O evento foi marcado por performances artísticas, dinâmicas e intervenções. Uma das que mais emocionaram o público foi a sessão de poesia falada (os chamados slams) protagonizados pela filósofa, ativista e poetisa transexual Atena Beauvoir. Natural de Porto Alegre, Beauvoir denunciou em versos as violências que têm marcado a vida das mulheres trans e travestis na sociedade brasileira. A poetisa também evocou a resistência, a superação e a força que emergem dessas mulheres. Em seguida, Renata Evans e Karen de Oliveira, do movimento de mulheres travestis e transexuais de Porto Velho, em Rondônia, interpretaram canções que emocionaram a plateia, entre elas, “Como nossos pais”, de Elis Regina.

Desafios

Na mesa de abertura sobre “Reflexão e Conjuntura: Para onde vamos? Perspectivas e Desafios”, o vice-presidente da ABIA Veriano Terto Jr chamou a atenção para os desafios para o movimento social de pessoas vivendo com HIV/aids no atual contexto brasileiro:

“Como vamos garantir a manutenção da política de HIV/aids diante da emenda constitucional 95 que congela os gastos em saúde? Como garantir a inovação de medicamentos para HIV e aids, que já chegam ao país inflacionados pelos pedidos de patentes das grandes farmacêuticas? Como vamos abordar a prevenção e sexualidade em um cenário cada vez mais conservador e de profunda desigualdade social no Brasil? E há ainda os PLs que tentam criminalizar a transmissão do HIV, reflexo de um ambiente jurídico/legal extremamente desfavorável aos movimentos sociais e aos direitos humanos”, pontuou. De acordo com ele, é preciso buscar uma aliança sólida nos movimentos para fazer estes enfrentamentos. “É preciso reafirmar os princípios da solidariedade e da democracia, sem os quais nossas conquistas não teriam sido possíveis”, disse Terto Jr.

Já para Gil Casemiro, representante do Departamento IST, Aids e Hepatites Virais e que também participou da mesa de abertura, o foco deve continuar sendo a  redução da mortalidade por aids. “Mesmo em queda, ela segue com índices altíssimos no país. O avanço na redução só vai acontecer se vencermos o estigma e o preconceito em relação aos grupos mais afetados pela epidemia”, pontuou.

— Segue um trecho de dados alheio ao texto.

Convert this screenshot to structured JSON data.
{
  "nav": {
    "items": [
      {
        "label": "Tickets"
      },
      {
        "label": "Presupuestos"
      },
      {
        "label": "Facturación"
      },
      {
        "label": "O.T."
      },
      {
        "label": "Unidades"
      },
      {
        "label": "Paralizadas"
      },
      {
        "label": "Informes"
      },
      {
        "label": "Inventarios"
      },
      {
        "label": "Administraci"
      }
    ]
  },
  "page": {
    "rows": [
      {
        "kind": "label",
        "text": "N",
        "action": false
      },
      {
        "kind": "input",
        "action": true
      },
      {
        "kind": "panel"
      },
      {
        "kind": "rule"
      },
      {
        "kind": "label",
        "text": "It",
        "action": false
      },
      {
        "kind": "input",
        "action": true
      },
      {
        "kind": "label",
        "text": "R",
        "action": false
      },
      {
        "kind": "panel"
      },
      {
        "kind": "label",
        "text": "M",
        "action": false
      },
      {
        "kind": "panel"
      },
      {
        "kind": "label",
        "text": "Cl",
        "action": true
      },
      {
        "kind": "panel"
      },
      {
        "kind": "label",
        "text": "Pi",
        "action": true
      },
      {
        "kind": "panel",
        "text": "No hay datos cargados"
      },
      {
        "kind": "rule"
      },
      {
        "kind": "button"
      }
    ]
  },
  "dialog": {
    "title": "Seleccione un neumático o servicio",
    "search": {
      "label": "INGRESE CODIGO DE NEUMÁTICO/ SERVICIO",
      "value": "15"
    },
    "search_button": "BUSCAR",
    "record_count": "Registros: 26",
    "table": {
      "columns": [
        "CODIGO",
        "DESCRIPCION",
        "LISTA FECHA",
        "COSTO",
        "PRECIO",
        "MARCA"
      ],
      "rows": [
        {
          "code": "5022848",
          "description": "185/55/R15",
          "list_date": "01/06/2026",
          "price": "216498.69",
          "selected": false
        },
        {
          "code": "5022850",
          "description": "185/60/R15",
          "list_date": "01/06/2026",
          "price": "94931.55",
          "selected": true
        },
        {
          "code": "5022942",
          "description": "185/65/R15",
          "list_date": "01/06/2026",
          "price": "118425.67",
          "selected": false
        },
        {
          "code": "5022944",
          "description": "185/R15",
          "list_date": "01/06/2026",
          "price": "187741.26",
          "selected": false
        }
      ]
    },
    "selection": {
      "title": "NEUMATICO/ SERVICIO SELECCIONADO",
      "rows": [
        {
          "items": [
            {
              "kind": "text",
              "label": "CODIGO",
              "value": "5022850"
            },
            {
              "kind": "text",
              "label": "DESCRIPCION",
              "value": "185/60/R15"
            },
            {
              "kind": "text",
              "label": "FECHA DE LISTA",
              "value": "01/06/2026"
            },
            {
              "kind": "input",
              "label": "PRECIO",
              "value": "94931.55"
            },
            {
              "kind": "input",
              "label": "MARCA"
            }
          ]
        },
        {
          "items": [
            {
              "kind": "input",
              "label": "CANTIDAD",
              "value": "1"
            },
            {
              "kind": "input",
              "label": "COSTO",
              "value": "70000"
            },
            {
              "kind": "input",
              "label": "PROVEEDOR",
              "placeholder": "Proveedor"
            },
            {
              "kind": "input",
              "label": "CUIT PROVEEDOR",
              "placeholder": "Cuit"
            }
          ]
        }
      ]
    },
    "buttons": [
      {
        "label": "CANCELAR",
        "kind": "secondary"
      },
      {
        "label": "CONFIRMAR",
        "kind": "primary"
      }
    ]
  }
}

Outro que também participou da mesa de abertura foi Moysés Toniolo, do Fórum Baiano de ONGs/Aids. Toniolo reforçou a necessidade da inserção do movimento de pessoas vivendo com HIV/aids nas políticas de saúde: “Precisamos incidir nos Conselhos Estaduais de Saúde e demais espaços de tomada de decisão, pautando o acesso a medicamentos, o cuidado à atenção básica, e a saúde mental. Temos que entender que a luta é grande e que para resistir precisamos nos organizar pública e coletivamente”, afirmou. A mesa de abertura também contou com a participação de Paulo Giacomini, da Rede Nacional de Pessoas Vivendo com HIV/Aids de São Paulo (RNP+/SP).

Herbert Daniel

O primeiro dia do encontro também foi marcado pelo relançamento de duas obras raras do escritor, ativista e jornalista Herbert Daniel: “Vida antes da Morte”, e “AIDS:A terceira epidemia – Ensaios e Tentativas” que Daniel escreveu em parceria com o atual diretor-presidente da ABIA, Richard Parker.

Publicadas originalmente em 1989 e 1990, respectivamente, as obras foram reeditadas pela ABIA com o apoio do Programa Conjunto das Nações Unidas sobre HIV/Aids (Unaids) no Brasil. Os livros são parte do conjunto de publicações especiais da ABIA em comemoração à Semana Nacional de Luta contra a AIDS e uma homenagem a uma das principais referências no pensamento social do HIV e da aids em todo o mundo. Herbert Daniel atuou como colaborador da ABIA, tendo sido também o fundador  do Grupo pela Vidda-RJ.

“Esses livros são tijolos preconizantes na construção da resposta a epidemia de HIV e aids no Brasil. Esperamos que com a reedição dessas obras a ABIA venha fortalecer a resistência e a memória de Daniel e da Luta contra a Aids” comentou Terto Jr.

O XIX Encontro Nacional de Pessoas Vivendo com HIV/Aids é uma ação organizada pelo Grupo Pela Vidda-RJ com o apoio do Fórum de ONG/Aids e do Grupo de Apoio e Prevenção a Aids (GAPA), ambos do Rio Grande do SUL.